Manchin cited concerns over inflation and the use of what he described as “budget gimmicks” in the framework, saying the ultimate cost of the package could be twice as large if various programs are extended.

His announcement is a blow to Democrats who wanted to bring to the floor this week a vote on both the bipartisan infrastructure deal and the social spending package, which would fulfill major priorities of the Biden administration.

In response to Manchin’s announcement Monday, White House press secretary Jen Psaki said the plan the House is finalizing will meet Manchin’s call for a “fiscally responsible” bill.

“Experts agree: Seventeen Nobel Prize-winning economists have said it will reduce inflation,” she said in a statement. “As a result, we remain confident that the plan will gain Senator Manchin’s support.”

Manchin calls for an infrastructure vote instead

Manchin instead urged House Democrats to pass the Senate-approved bipartisan infrastructure deal on its own. That legislation includes significant investments in roads, bridges, railways and broadband internet.

Congressional Democratic leaders have been trying to pass the social spending package and the infrastructure bill in tandem, to keep progressive members of the conference satisfied.

Progressive lawmakers have long voiced concerns that should the House pass the bipartisan infrastructure deal on its own, more moderate members could back out of the larger social spending package. Democrats are attempting to pass that package through a process called budget reconciliation, which requires every senator who caucuses with the Democrats to be on board.

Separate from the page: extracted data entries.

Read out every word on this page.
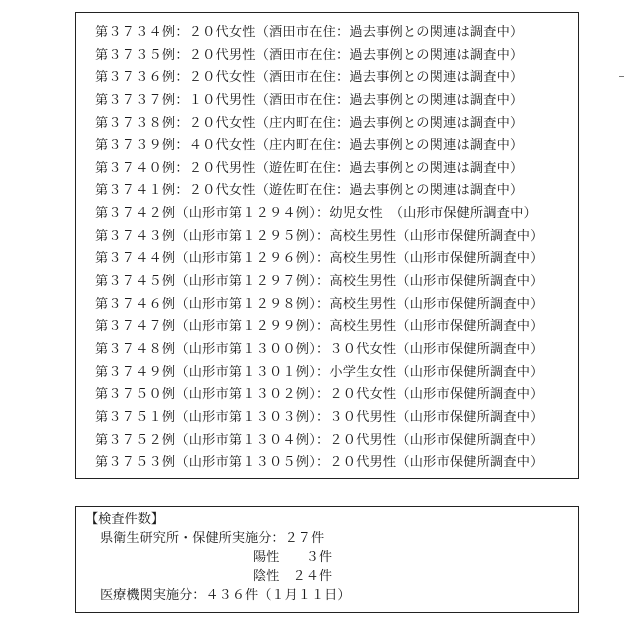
第３７３４例：２０代女性（酒田市在住：過去事例との関連は調査中）
第３７３５例：２０代男性（酒田市在住：過去事例との関連は調査中）
第３７３６例：２０代女性（酒田市在住：過去事例との関連は調査中）
第３７３７例：１０代男性（酒田市在住：過去事例との関連は調査中）
第３７３８例：２０代女性（庄内町在住：過去事例との関連は調査中）
第３７３９例：４０代女性（庄内町在住：過去事例との関連は調査中）
第３７４０例：２０代男性（遊佐町在住：過去事例との関連は調査中）
第３７４１例：２０代女性（遊佐町在住：過去事例との関連は調査中）
第３７４２例（山形市第１２９４例）：幼児女性　（山形市保健所調査中）
第３７４３例（山形市第１２９５例）：高校生男性（山形市保健所調査中）
第３７４４例（山形市第１２９６例）：高校生男性（山形市保健所調査中）
第３７４５例（山形市第１２９７例）：高校生男性（山形市保健所調査中）
第３７４６例（山形市第１２９８例）：高校生男性（山形市保健所調査中）
第３７４７例（山形市第１２９９例）：高校生男性（山形市保健所調査中）
第３７４８例（山形市第１３００例）：３０代女性（山形市保健所調査中）
第３７４９例（山形市第１３０１例）：小学生女性（山形市保健所調査中）
第３７５０例（山形市第１３０２例）：２０代女性（山形市保健所調査中）
第３７５１例（山形市第１３０３例）：３０代男性（山形市保健所調査中）
第３７５２例（山形市第１３０４例）：２０代男性（山形市保健所調査中）
第３７５３例（山形市第１３０５例）：２０代男性（山形市保健所調査中）
【検査件数】
県衛生研究所・保健所実施分：２７件
陽性　　３件
陰性　２４件
医療機関実施分：４３６件（１月１１日）
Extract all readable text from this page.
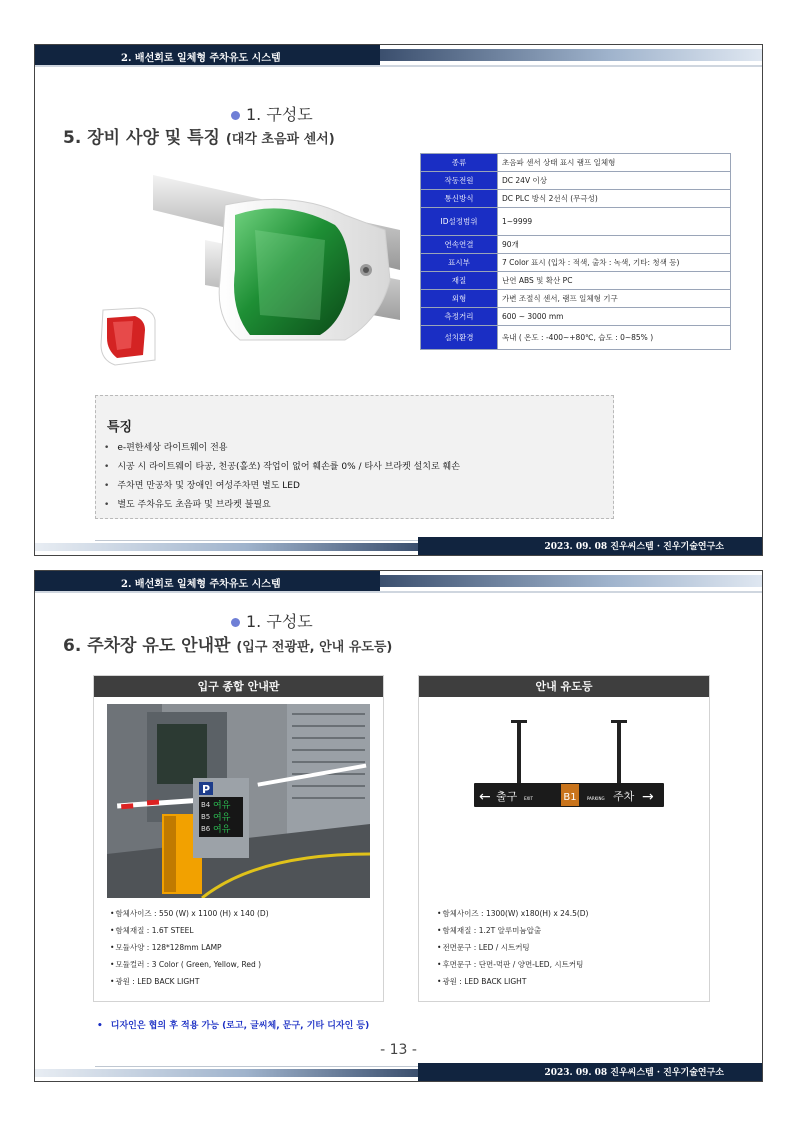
2. 배선회로 일체형 주차유도 시스템
1. 구성도
5. 장비 사양 및 특징 (대각 초음파 센서)
종류	초음파 센서 상태 표시 램프 일체형
작동전원	DC 24V 이상
통신방식	DC PLC 방식 2선식 (무극성)
ID설정범위	1~9999
연속연결	90개
표시부	7 Color 표시 (입차 : 적색, 출차 : 녹색, 기타: 청색 등)
재질	난연 ABS 및 확산 PC
외형	가변 조절식 센서, 램프 일체형 기구
측정거리	600 ~ 3000 mm
설치환경	옥내 ( 온도 : -400~+80℃, 습도 : 0~85% )
특징
• e-편한세상 라이트웨이 전용
• 시공 시 라이트웨이 타공, 천공(홀쏘) 작업이 없어 훼손률 0% / 타사 브라켓 설치로 훼손
• 주차면 만공차 및 장애인 여성주차면 별도 LED
• 별도 주차유도 초음파 및 브라켓 불필요
2023. 09. 08 진우씨스템 · 진우기술연구소
2. 배선회로 일체형 주차유도 시스템
1. 구성도
6. 주차장 유도 안내판 (입구 전광판, 안내 유도등)
입구 종합 안내판
P
B4 여유
B5 여유
B6 여유
• 함체사이즈 : 550 (W) x 1100 (H) x 140 (D)
• 함체재질 : 1.6T STEEL
• 모듈사양 : 128*128mm LAMP
• 모듈컬러 : 3 Color ( Green, Yellow, Red )
• 광원 : LED BACK LIGHT
안내 유도등
← 출구 EXIT	B1	PARKING 주차 →
• 함체사이즈 : 1300(W) x180(H) x 24.5(D)
• 함체재질 : 1.2T 알루미늄압출
• 전면문구 : LED / 시트커팅
• 후면문구 : 단면-먹판 / 양면-LED, 시트커팅
• 광원 : LED BACK LIGHT
• 디자인은 협의 후 적용 가능 (로고, 글씨체, 문구, 기타 디자인 등)
- 13 -
2023. 09. 08 진우씨스템 · 진우기술연구소
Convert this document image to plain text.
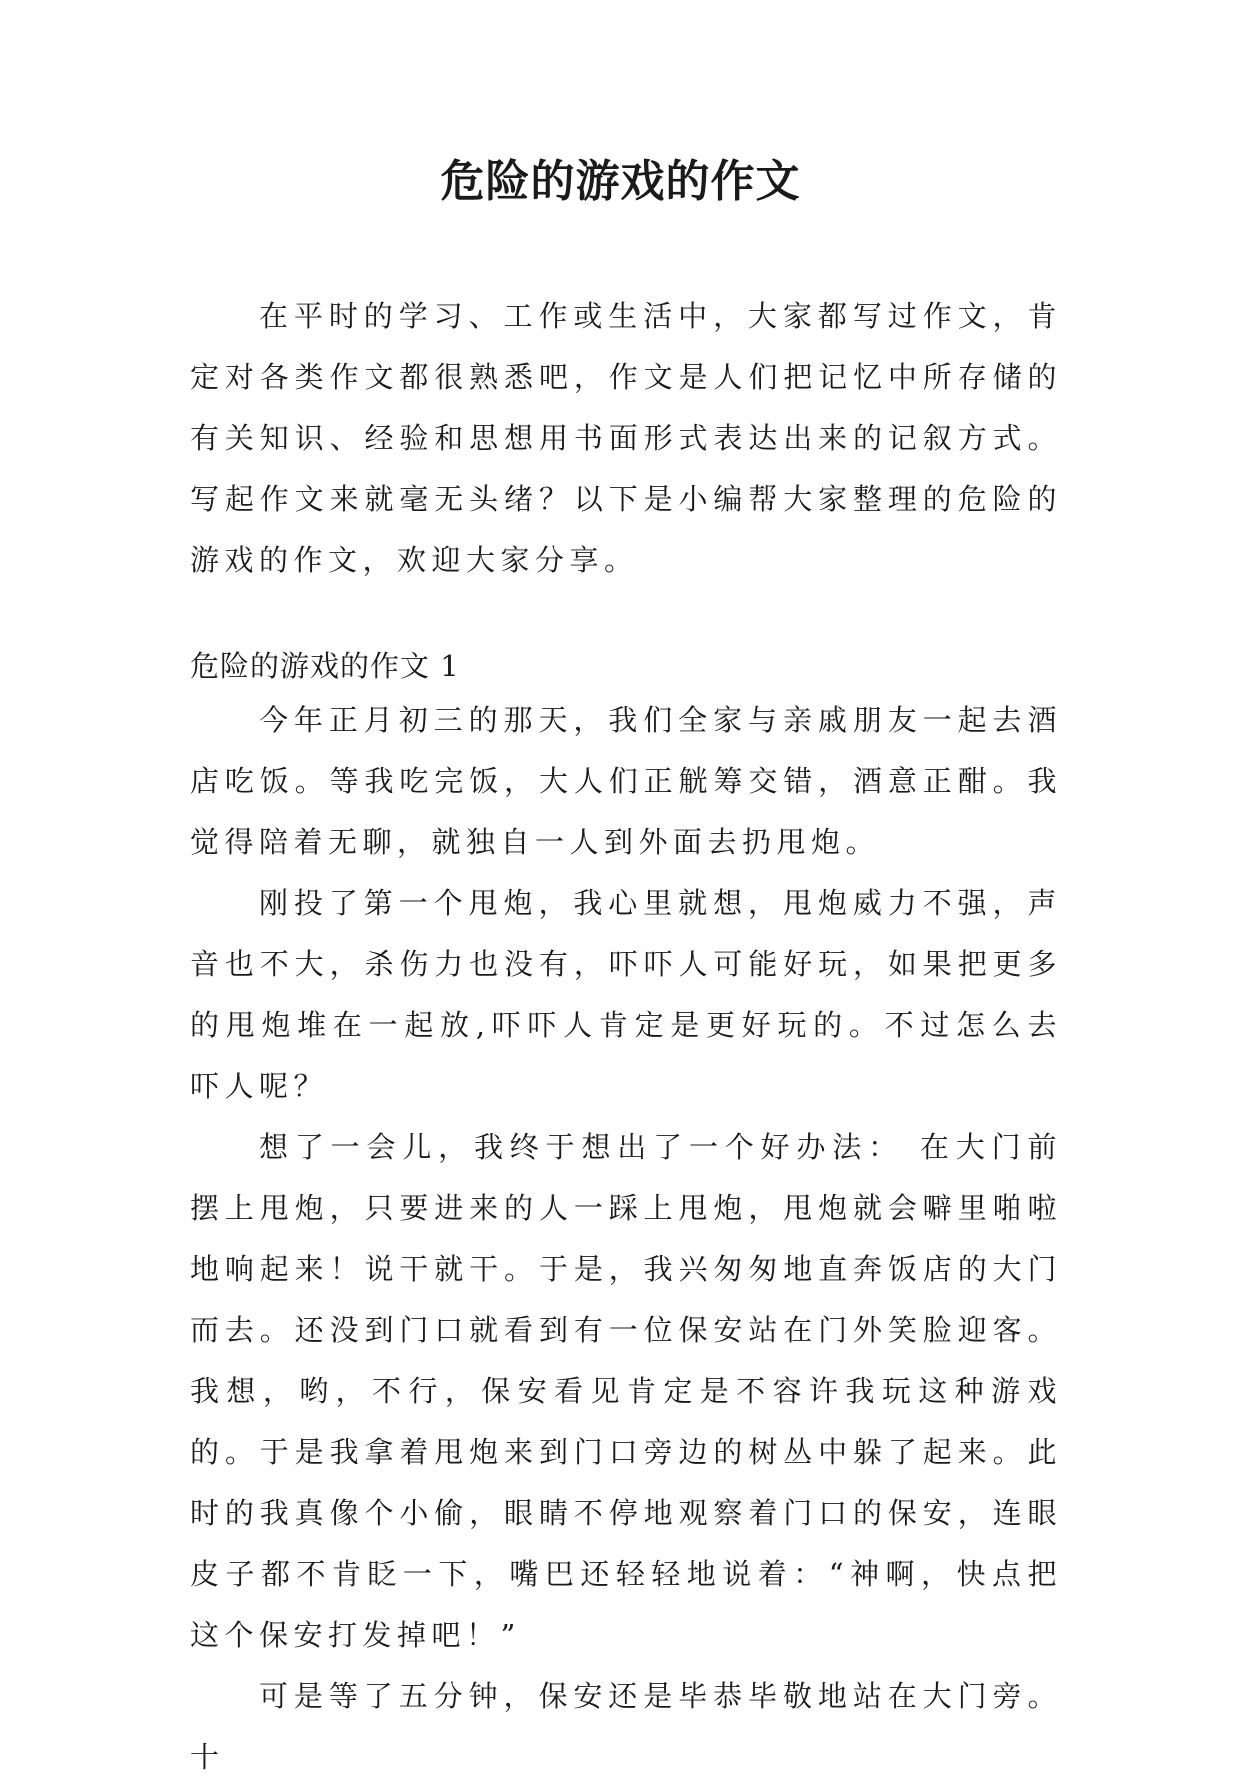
危险的游戏的作文

在平时的学习、工作或生活中，大家都写过作文，肯定对各类作文都很熟悉吧，作文是人们把记忆中所存储的有关知识、经验和思想用书面形式表达出来的记叙方式。写起作文来就毫无头绪？以下是小编帮大家整理的危险的游戏的作文，欢迎大家分享。

危险的游戏的作文 1

今年正月初三的那天，我们全家与亲戚朋友一起去酒店吃饭。等我吃完饭，大人们正觥筹交错，酒意正酣。我觉得陪着无聊，就独自一人到外面去扔甩炮。

刚投了第一个甩炮，我心里就想，甩炮威力不强，声音也不大，杀伤力也没有，吓吓人可能好玩，如果把更多的甩炮堆在一起放,吓吓人肯定是更好玩的。不过怎么去吓人呢？

想了一会儿，我终于想出了一个好办法： 在大门前摆上甩炮，只要进来的人一踩上甩炮，甩炮就会噼里啪啦地响起来！说干就干。于是，我兴匆匆地直奔饭店的大门而去。还没到门口就看到有一位保安站在门外笑脸迎客。我想，哟，不行，保安看见肯定是不容许我玩这种游戏的。于是我拿着甩炮来到门口旁边的树丛中躲了起来。此时的我真像个小偷，眼睛不停地观察着门口的保安，连眼皮子都不肯眨一下，嘴巴还轻轻地说着：“神啊，快点把这个保安打发掉吧！”

可是等了五分钟，保安还是毕恭毕敬地站在大门旁。十
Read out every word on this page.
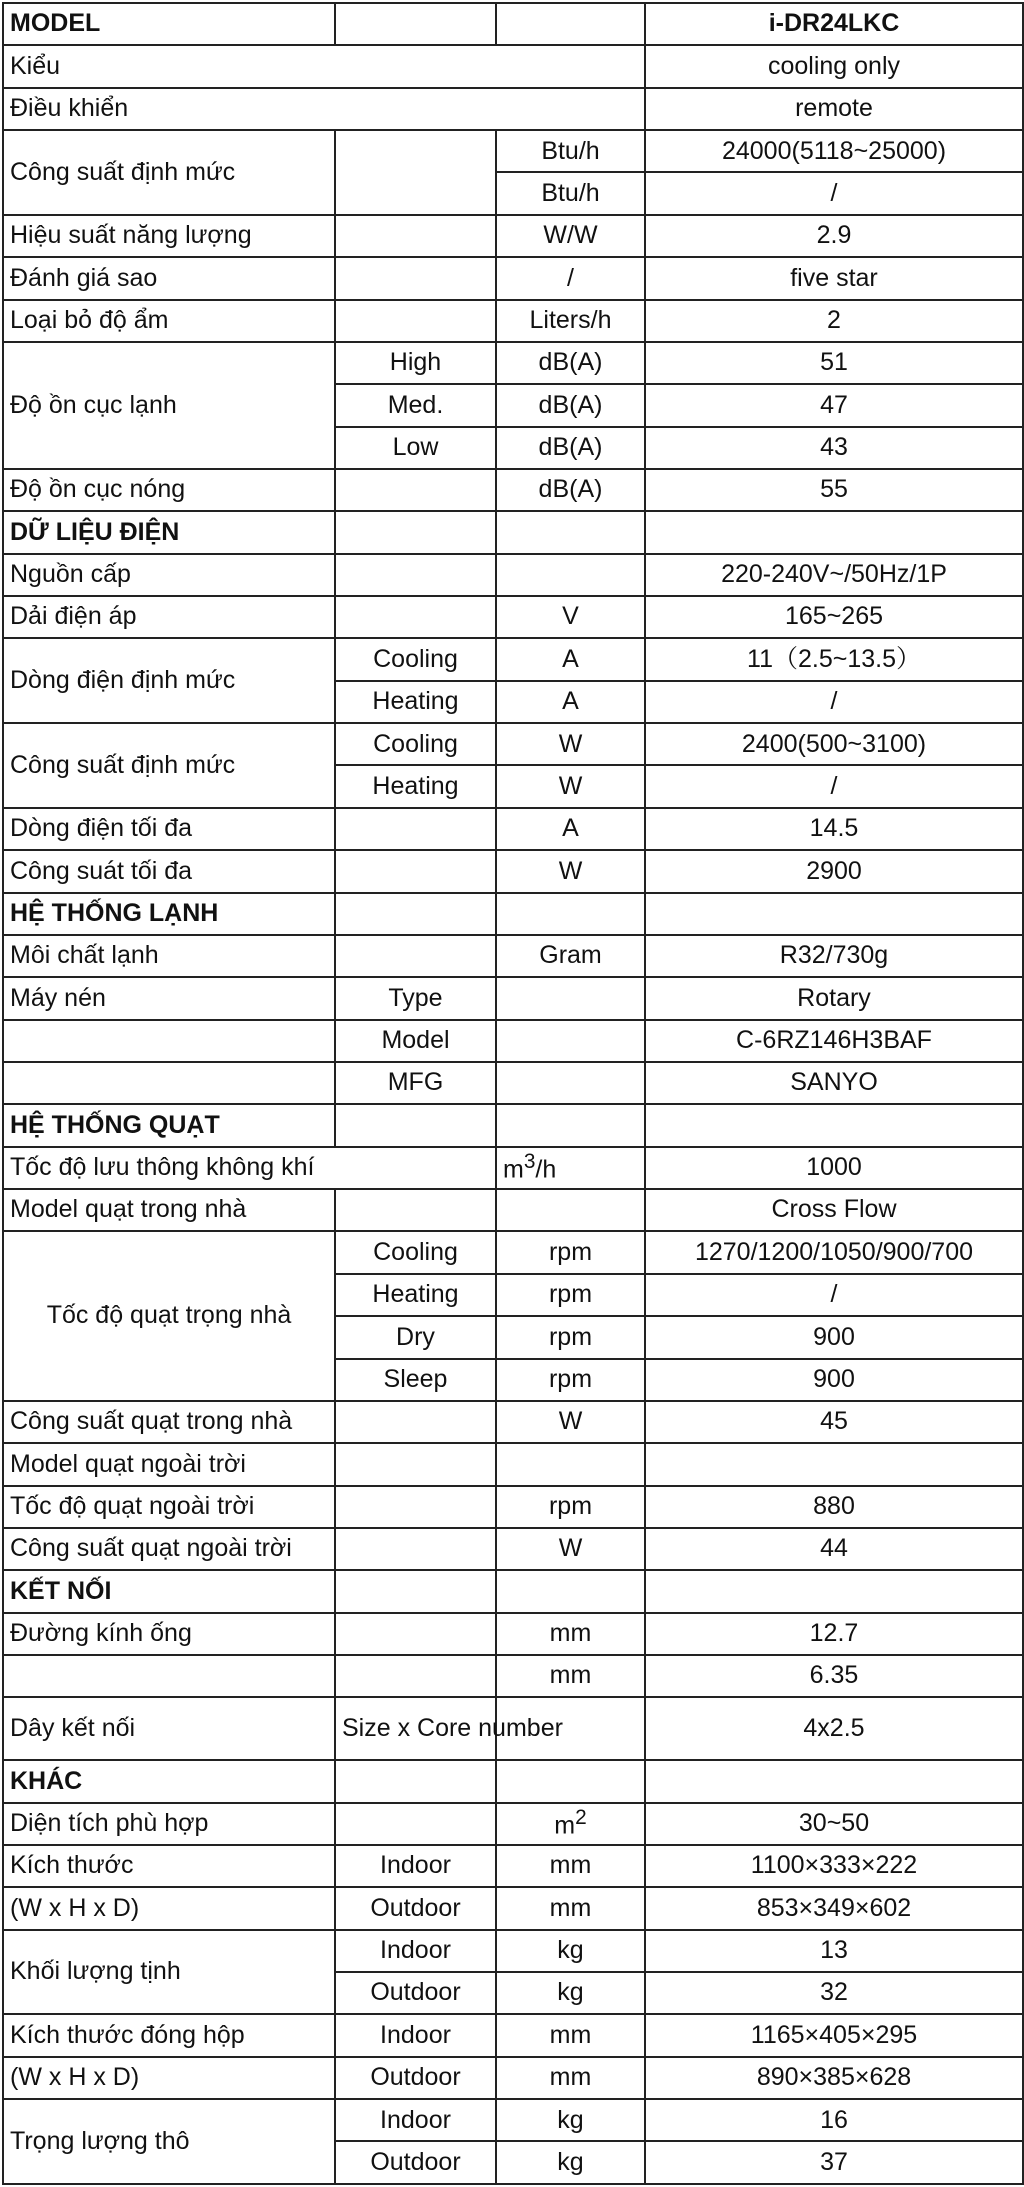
MODEL			i-DR24LKC
Kiểu			cooling only
Điều khiển			remote
Công suất định mức		Btu/h	24000(5118~25000)
		Btu/h	/
Hiệu suất năng lượng		W/W	2.9
Đánh giá sao		/	five star
Loại bỏ độ ẩm		Liters/h	2
Độ ồn cục lạnh	High	dB(A)	51
	Med.	dB(A)	47
	Low	dB(A)	43
Độ ồn cục nóng		dB(A)	55
DỮ LIỆU ĐIỆN			
Nguồn cấp			220-240V~/50Hz/1P
Dải điện áp		V	165~265
Dòng điện định mức	Cooling	A	11（2.5~13.5）
	Heating	A	/
Công suất định mức	Cooling	W	2400(500~3100)
	Heating	W	/
Dòng điện tối đa		A	14.5
Công suát tối đa		W	2900
HỆ THỐNG LẠNH			
Môi chất lạnh		Gram	R32/730g
Máy nén	Type		Rotary
	Model		C-6RZ146H3BAF
	MFG		SANYO
HỆ THỐNG QUẠT			
Tốc độ lưu thông không khí		$m^3/h$	1000
Model quạt trong nhà			Cross Flow
Tốc độ quạt trọng nhà	Cooling	rpm	1270/1200/1050/900/700
	Heating	rpm	/
	Dry	rpm	900
	Sleep	rpm	900
Công suất quạt trong nhà		W	45
Model quạt ngoài trời			
Tốc độ quạt ngoài trời		rpm	880
Công suất quạt ngoài trời		W	44
KẾT NỐI			
Đường kính ống		mm	12.7
		mm	6.35
Dây kết nối	Size x Core number		4x2.5
KHÁC			
Diện tích phù hợp		$m^2$	30~50
Kích thước	Indoor	mm	1100×333×222
(W x H x D)	Outdoor	mm	853×349×602
Khối lượng tịnh	Indoor	kg	13
	Outdoor	kg	32
Kích thước đóng hộp	Indoor	mm	1165×405×295
(W x H x D)	Outdoor	mm	890×385×628
Trọng lượng thô	Indoor	kg	16
	Outdoor	kg	37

“There are some House Democrats who say they can’t support this infrastructure package until they get my commitment on the reconciliation legislation. It is time to vote on the [infrastructure] bill, up or down and then go home and explain to your constituents the decision you made,” Manchin said. “Holding this bill hostage is not going to work in getting my support for regular reconciliation bill.”

The moderates’ influence on the process

This isn’t the first time Manchin’s concerns have thrown a wrench into Democrats’ plans.

The initial price tag of the reconciliation package was $3.5 trillion. Manchin made clear he could only support something roughly half that side, prompting Democrats to negotiate ways to whittle down the size and scope of the package in order to make it palatable to Manchin, and fellow centrist Sen. Krysten Sinema.

Biden pitched the framework of the slimmed-down plan to House Democrats in a visit to Capitol Hill last week. The plan still includes universal pre-K, investments in affordable housing, significant investments to address climate change and an additional year of the expanded monthly child tax credit. It no longer includes paid family leave, free community college, and measures to lower the cost of prescription drugs.